Kotak cuts Indian IT estimates on GenAI deflation

UTTAR PRADESH, INDIA — Kotak Institutional Equities has slashed fair value estimates across India’s major IT services stocks by 2–21%, projecting broad revenue weakness in Q1 FY27 as GenAI-driven productivity pass-throughs and the West Asia crisis offset seasonal demand — a sector repricing that cross-anchors with the Teleperformance-Concentrix selloff as AI compresses margins across both offshore CX and IT delivery simultaneously.
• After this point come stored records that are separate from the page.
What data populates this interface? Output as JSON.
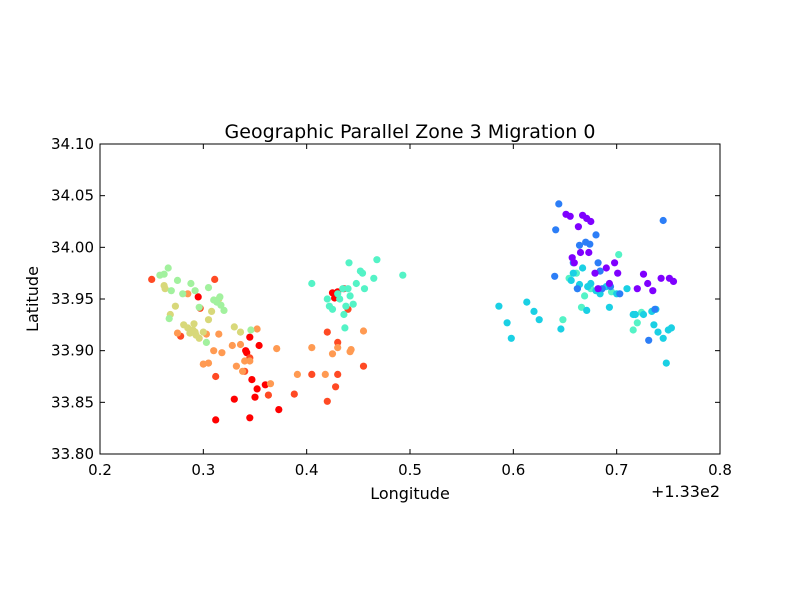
{
  "chart_data": {
    "type": "scatter",
    "title": "Geographic Parallel Zone 3 Migration 0",
    "xlabel": "Longitude",
    "ylabel": "Latitude",
    "x_offset_label": "+1.33e2",
    "xlim": [
      0.2,
      0.8
    ],
    "ylim": [
      33.8,
      34.1
    ],
    "x_ticks": [
      0.2,
      0.3,
      0.4,
      0.5,
      0.6,
      0.7,
      0.8
    ],
    "x_tick_labels": [
      "0.2",
      "0.3",
      "0.4",
      "0.5",
      "0.6",
      "0.7",
      "0.8"
    ],
    "y_ticks": [
      33.8,
      33.85,
      33.9,
      33.95,
      34.0,
      34.05,
      34.1
    ],
    "y_tick_labels": [
      "33.80",
      "33.85",
      "33.90",
      "33.95",
      "34.00",
      "34.05",
      "34.10"
    ],
    "grid": false,
    "legend": "none",
    "colormap": "rainbow",
    "series": [
      {
        "color": "#ff0000",
        "points": [
          [
            0.295,
            33.952
          ],
          [
            0.312,
            33.833
          ],
          [
            0.33,
            33.853
          ],
          [
            0.341,
            33.9
          ],
          [
            0.342,
            33.898
          ],
          [
            0.345,
            33.913
          ],
          [
            0.345,
            33.835
          ],
          [
            0.347,
            33.872
          ],
          [
            0.35,
            33.855
          ],
          [
            0.352,
            33.863
          ],
          [
            0.354,
            33.905
          ],
          [
            0.36,
            33.867
          ],
          [
            0.373,
            33.843
          ],
          [
            0.425,
            33.956
          ],
          [
            0.427,
            33.951
          ],
          [
            0.43,
            33.957
          ],
          [
            0.436,
            33.96
          ]
        ]
      },
      {
        "color": "#ff4a24",
        "points": [
          [
            0.25,
            33.969
          ],
          [
            0.278,
            33.914
          ],
          [
            0.297,
            33.941
          ],
          [
            0.311,
            33.969
          ],
          [
            0.312,
            33.875
          ],
          [
            0.34,
            33.88
          ],
          [
            0.345,
            33.893
          ],
          [
            0.363,
            33.857
          ],
          [
            0.388,
            33.858
          ],
          [
            0.405,
            33.877
          ],
          [
            0.42,
            33.918
          ],
          [
            0.42,
            33.851
          ],
          [
            0.428,
            33.865
          ],
          [
            0.43,
            33.877
          ],
          [
            0.43,
            33.908
          ],
          [
            0.44,
            33.94
          ],
          [
            0.455,
            33.885
          ]
        ]
      },
      {
        "color": "#ff9a52",
        "points": [
          [
            0.275,
            33.917
          ],
          [
            0.285,
            33.955
          ],
          [
            0.3,
            33.887
          ],
          [
            0.303,
            33.916
          ],
          [
            0.305,
            33.888
          ],
          [
            0.31,
            33.9
          ],
          [
            0.315,
            33.916
          ],
          [
            0.318,
            33.898
          ],
          [
            0.328,
            33.905
          ],
          [
            0.332,
            33.885
          ],
          [
            0.336,
            33.906
          ],
          [
            0.338,
            33.88
          ],
          [
            0.34,
            33.89
          ],
          [
            0.345,
            33.89
          ],
          [
            0.352,
            33.921
          ],
          [
            0.365,
            33.868
          ],
          [
            0.371,
            33.902
          ],
          [
            0.391,
            33.877
          ],
          [
            0.405,
            33.903
          ],
          [
            0.418,
            33.877
          ],
          [
            0.425,
            33.897
          ],
          [
            0.43,
            33.903
          ],
          [
            0.442,
            33.899
          ],
          [
            0.443,
            33.901
          ],
          [
            0.455,
            33.919
          ]
        ]
      },
      {
        "color": "#d8d87a",
        "points": [
          [
            0.262,
            33.963
          ],
          [
            0.263,
            33.96
          ],
          [
            0.268,
            33.935
          ],
          [
            0.273,
            33.943
          ],
          [
            0.281,
            33.925
          ],
          [
            0.285,
            33.922
          ],
          [
            0.287,
            33.917
          ],
          [
            0.29,
            33.92
          ],
          [
            0.291,
            33.926
          ],
          [
            0.292,
            33.918
          ],
          [
            0.293,
            33.915
          ],
          [
            0.296,
            33.912
          ],
          [
            0.3,
            33.918
          ],
          [
            0.305,
            33.93
          ],
          [
            0.308,
            33.938
          ],
          [
            0.315,
            33.95
          ],
          [
            0.33,
            33.923
          ],
          [
            0.336,
            33.918
          ]
        ]
      },
      {
        "color": "#a2f19e",
        "points": [
          [
            0.258,
            33.973
          ],
          [
            0.262,
            33.974
          ],
          [
            0.266,
            33.98
          ],
          [
            0.267,
            33.931
          ],
          [
            0.269,
            33.958
          ],
          [
            0.275,
            33.968
          ],
          [
            0.28,
            33.955
          ],
          [
            0.288,
            33.965
          ],
          [
            0.292,
            33.958
          ],
          [
            0.296,
            33.942
          ],
          [
            0.303,
            33.908
          ],
          [
            0.305,
            33.961
          ],
          [
            0.31,
            33.949
          ],
          [
            0.313,
            33.947
          ],
          [
            0.316,
            33.952
          ],
          [
            0.317,
            33.944
          ],
          [
            0.32,
            33.939
          ],
          [
            0.346,
            33.92
          ]
        ]
      },
      {
        "color": "#54f3c6",
        "points": [
          [
            0.405,
            33.965
          ],
          [
            0.42,
            33.95
          ],
          [
            0.422,
            33.943
          ],
          [
            0.425,
            33.94
          ],
          [
            0.43,
            33.955
          ],
          [
            0.432,
            33.95
          ],
          [
            0.435,
            33.96
          ],
          [
            0.436,
            33.935
          ],
          [
            0.437,
            33.922
          ],
          [
            0.438,
            33.943
          ],
          [
            0.44,
            33.96
          ],
          [
            0.442,
            33.953
          ],
          [
            0.441,
            33.985
          ],
          [
            0.445,
            33.945
          ],
          [
            0.448,
            33.965
          ],
          [
            0.452,
            33.977
          ],
          [
            0.454,
            33.975
          ],
          [
            0.456,
            33.96
          ],
          [
            0.465,
            33.97
          ],
          [
            0.468,
            33.988
          ],
          [
            0.493,
            33.973
          ],
          [
            0.648,
            33.93
          ],
          [
            0.654,
            33.97
          ],
          [
            0.661,
            33.975
          ],
          [
            0.666,
            33.942
          ],
          [
            0.669,
            33.953
          ],
          [
            0.675,
            33.96
          ],
          [
            0.695,
            33.957
          ],
          [
            0.702,
            33.993
          ],
          [
            0.716,
            33.92
          ],
          [
            0.72,
            33.927
          ],
          [
            0.724,
            33.937
          ]
        ]
      },
      {
        "color": "#1ad0e4",
        "points": [
          [
            0.586,
            33.943
          ],
          [
            0.594,
            33.927
          ],
          [
            0.598,
            33.912
          ],
          [
            0.613,
            33.947
          ],
          [
            0.62,
            33.938
          ],
          [
            0.625,
            33.93
          ],
          [
            0.646,
            33.921
          ],
          [
            0.656,
            33.968
          ],
          [
            0.658,
            33.975
          ],
          [
            0.662,
            33.96
          ],
          [
            0.664,
            33.964
          ],
          [
            0.667,
            33.98
          ],
          [
            0.671,
            33.939
          ],
          [
            0.672,
            33.962
          ],
          [
            0.675,
            33.965
          ],
          [
            0.68,
            33.958
          ],
          [
            0.684,
            33.955
          ],
          [
            0.69,
            33.962
          ],
          [
            0.693,
            33.942
          ],
          [
            0.7,
            33.955
          ],
          [
            0.71,
            33.96
          ],
          [
            0.716,
            33.935
          ],
          [
            0.718,
            33.935
          ],
          [
            0.726,
            33.935
          ],
          [
            0.734,
            33.938
          ],
          [
            0.736,
            33.925
          ],
          [
            0.738,
            33.94
          ],
          [
            0.74,
            33.918
          ],
          [
            0.745,
            33.912
          ],
          [
            0.748,
            33.888
          ],
          [
            0.75,
            33.92
          ],
          [
            0.753,
            33.922
          ]
        ]
      },
      {
        "color": "#2c7ef7",
        "points": [
          [
            0.64,
            33.972
          ],
          [
            0.641,
            34.017
          ],
          [
            0.644,
            34.042
          ],
          [
            0.658,
            33.985
          ],
          [
            0.662,
            33.96
          ],
          [
            0.664,
            34.002
          ],
          [
            0.67,
            34.005
          ],
          [
            0.674,
            34.003
          ],
          [
            0.68,
            34.012
          ],
          [
            0.682,
            33.985
          ],
          [
            0.684,
            33.977
          ],
          [
            0.686,
            33.96
          ],
          [
            0.694,
            33.962
          ],
          [
            0.703,
            33.955
          ],
          [
            0.731,
            33.91
          ],
          [
            0.737,
            33.94
          ],
          [
            0.745,
            34.026
          ]
        ]
      },
      {
        "color": "#7f00ff",
        "points": [
          [
            0.651,
            34.032
          ],
          [
            0.655,
            34.03
          ],
          [
            0.657,
            33.99
          ],
          [
            0.659,
            33.985
          ],
          [
            0.663,
            34.02
          ],
          [
            0.665,
            33.995
          ],
          [
            0.667,
            34.031
          ],
          [
            0.671,
            34.028
          ],
          [
            0.673,
            33.995
          ],
          [
            0.675,
            34.025
          ],
          [
            0.679,
            33.975
          ],
          [
            0.682,
            33.96
          ],
          [
            0.69,
            33.98
          ],
          [
            0.693,
            33.965
          ],
          [
            0.698,
            33.985
          ],
          [
            0.701,
            33.975
          ],
          [
            0.72,
            33.96
          ],
          [
            0.726,
            33.974
          ],
          [
            0.73,
            33.965
          ],
          [
            0.735,
            33.958
          ],
          [
            0.743,
            33.97
          ],
          [
            0.751,
            33.97
          ],
          [
            0.755,
            33.967
          ]
        ]
      }
    ]
  }
}
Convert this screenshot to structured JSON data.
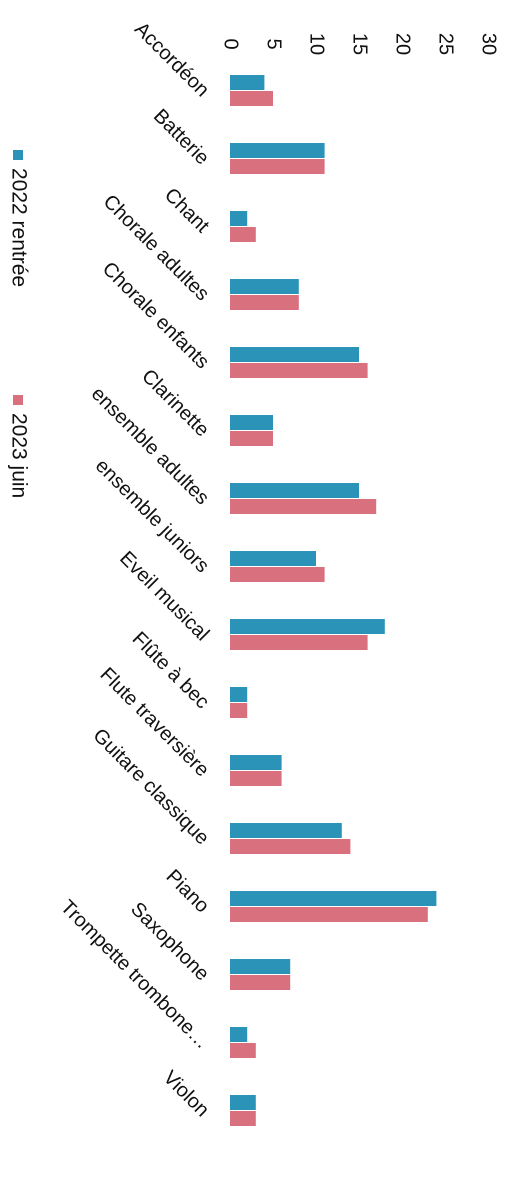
{
  "chart_data": {
    "type": "bar",
    "orientation": "horizontal",
    "categories": [
      "Accordéon",
      "Batterie",
      "Chant",
      "Chorale adultes",
      "Chorale enfants",
      "Clarinette",
      "ensemble adultes",
      "ensemble juniors",
      "Eveil musical",
      "Flûte à bec",
      "Flute traversière",
      "Guitare classique",
      "Piano",
      "Saxophone",
      "Trompette trombone…",
      "Violon"
    ],
    "series": [
      {
        "name": "2022 rentrée",
        "color": "#2b93b8",
        "values": [
          4,
          11,
          2,
          8,
          15,
          5,
          15,
          10,
          18,
          2,
          6,
          13,
          24,
          7,
          2,
          3
        ]
      },
      {
        "name": "2023 juin",
        "color": "#d9707e",
        "values": [
          5,
          11,
          3,
          8,
          16,
          5,
          17,
          11,
          16,
          2,
          6,
          14,
          23,
          7,
          3,
          3
        ]
      }
    ],
    "ticks": [
      "0",
      "5",
      "10",
      "15",
      "20",
      "25",
      "30"
    ],
    "xlim": [
      0,
      30
    ],
    "grid": false,
    "legend_position": "left",
    "rotation": "90deg clockwise"
  }
}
Kotak slashes Indian IT estimates amid GenAI deflation
Kotak’s Q1 FY27 projections put TCS flat, Infosys up 1% quarter-on-quarter, Wipro down 1.1%, HCL Tech down 1%, and Tech Mahindra up 1% — a broad-based softness across the Indian IT sector with no major company posting meaningful sequential growth against what has historically been a seasonally strong quarter.
The rupee compounds the revenue headwind: a 2.6% QoQ and 9.7% YoY decline in USD-INR terms means Indian IT companies face simultaneous dollar-revenue compression and currency-translation drag on top of the structural AI productivity pass-through.
The productivity pass-through is the mechanism AI brings to the Indian IT cost equation: efficiency gains that accrue to clients as lower per-unit pricing, not to IT service providers as margin expansion — a structural repricing that does not require headcount reduction to compress revenue.
“Revenue growth for Indian IT companies is likely to be weak in the June quarter of FY27, with the usual seasonal strength offset by the West Asia crisis and higher productivity pass-throughs,” Kotak Institutional Equities stated.
GenAI efficiency gains compress Indian IT revenue growth
Fair value cuts ranged from 2% to 21% across Kotak’s coverage: TCS to Rs 2,450 (Add), Infosys to Rs 1,220 (Buy), Wipro to Rs 150 (Sell), and HCL Tech to Rs 1,120 (Add) among the revised targets, with Mphasis, Coforge, Tech Mahindra, and LTIMindTree also included in the sector-wide estimate revision.
Wipro (Sell, Rs 150) and KPIT (Sell, Rs 520) received the most bearish ratings in the Kotak coverage universe, reflecting differentiated exposure to productivity pass-through risk across the Indian IT stack compared to peers with stronger buy ratings such as Mphasis (Buy, Rs 2,210) and Coforge (Buy, Rs 1,640).
The West Asia crisis functions as an external demand shock layered onto a structural AI repricing — with Kotak’s Q1 FY27 projections reflecting both a cyclical headwind and a directional shift in what Indian IT services cost as clients absorb AI productivity gains into contract pricing.
For Indian IT stocks, Kotak’s repricing documents a market where AI-enabled efficiency improvements accrue to clients as lower pricing — exactly the dynamic visible concurrently in the Concentrix-Teleperformance CX outsourcing selloff, where function elimination and cost pressure are compressing the same offshore revenue base from the CX side.
Kotak Institutional Equities noted the estimate reductions apply across both Indian IT’s largest companies and mid-cap players, reflecting a sector-wide recalibration rather than company-specific underperformance — a repricing driven by structural GenAI dynamics that the research house applied uniformly across its coverage universe.
For BPO operators and GCC builders tracking India as a delivery market, the Kotak repricing documents what client-side AI adoption looks like in practice: not canceled mandates but lower per-unit pricing and suppressed seasonal strength — a structural compression of what Indian IT services cost that is reshaping how offshore delivery value is distributed between providers and their clients.